Professor of Medicine and Population and Quantitative Health Sciences
“It would be valuable to have ways by which to identify a patient’s disease course, so as to allow treatment to be planned accordingly.”
There are 3 basic patterns of disease progression in patients with RA. In the first pattern, patients may have a single episode of joint inflammation that remits spontaneously with or without treatment and then never recurs. A second pattern is that of chronic joint inflammation that may be controlled with medication but would be active if the patient was not treated. The third pattern is intermediate to the other patterns, in which there are remitting and recurring attacks of joint inflammation that may be controlled with medication. In general, the pattern of RA disease activity dictates the approach to treating the patient. If the patient were to have only a single episode of joint inflammation that subsequently would go into permanent remission, one could treat that episode but not need to maintain the patient on long-term therapy. However, if the patient were to have persistent disease activity, then chronic treatment is necessary.
These different patterns are especially relevant for patients who question how long they will need to be taking medications to treat their RA. For most individuals who receive methotrexate or other medications to treat their RA, we are not inclined to stop treatment because of the potential for disease recurrence. Based on shared decision making with patients, the duration of treatment with antirheumatic drugs is often indefinite because we do not want to risk a recurrence of disease activity. Thus, it would be valuable to have ways by which to identify a patient’s disease course, so as to allow treatment to be planned accordingly. This might allow treatment to be de-escalated in those patients who do not need as intensive treatment for their RA and continued in those who do.
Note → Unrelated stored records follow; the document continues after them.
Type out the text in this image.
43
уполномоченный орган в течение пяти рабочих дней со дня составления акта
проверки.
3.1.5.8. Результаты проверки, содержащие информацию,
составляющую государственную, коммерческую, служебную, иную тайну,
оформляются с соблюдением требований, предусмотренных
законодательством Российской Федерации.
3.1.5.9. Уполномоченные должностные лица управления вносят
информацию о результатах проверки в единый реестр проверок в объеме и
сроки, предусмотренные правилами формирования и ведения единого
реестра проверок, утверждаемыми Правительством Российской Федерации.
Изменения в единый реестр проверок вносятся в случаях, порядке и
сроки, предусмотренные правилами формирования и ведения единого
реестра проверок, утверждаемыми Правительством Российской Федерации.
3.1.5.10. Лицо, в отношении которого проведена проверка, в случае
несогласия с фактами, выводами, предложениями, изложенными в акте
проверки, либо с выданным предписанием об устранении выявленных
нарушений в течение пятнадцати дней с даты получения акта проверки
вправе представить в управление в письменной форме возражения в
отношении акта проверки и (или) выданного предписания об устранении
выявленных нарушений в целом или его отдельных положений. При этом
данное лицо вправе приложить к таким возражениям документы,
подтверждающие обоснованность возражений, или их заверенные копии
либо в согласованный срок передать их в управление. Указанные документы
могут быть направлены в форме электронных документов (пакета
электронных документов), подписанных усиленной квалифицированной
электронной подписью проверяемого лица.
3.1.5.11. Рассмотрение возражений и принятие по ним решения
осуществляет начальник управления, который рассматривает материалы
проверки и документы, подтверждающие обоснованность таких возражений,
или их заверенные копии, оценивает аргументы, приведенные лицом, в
Marks and colleagues recently reported findings from a study investigating the self-reporting of distinct RA disease courses. In an anonymous Web-based questionnaire, patients were asked to choose descriptors for their RA, which served to classify the disease course as constant, flaring and remitting, progressive, or nonprogressive. The investigators then analyzed the range of disease courses to learn how the different disease activity patterns might relate to characteristics of RA treatment, including degree of improvement with disease-modifying antirheumatic drugs. This was an interesting approach, but it should be developed further with validation of the various disease patterns by a rheumatologist. A machine learning approach, using computers to analyze massive amounts of data, might be used to identify distinct subsets of patients with unique patterns of disease activity. Guan et al recently used machine learning to predict RA patients’ responses to treatment, using both clinical and genetic data. This approach identified subpopulations of patients with RA who did not respond well to tumor necrosis factor inhibition.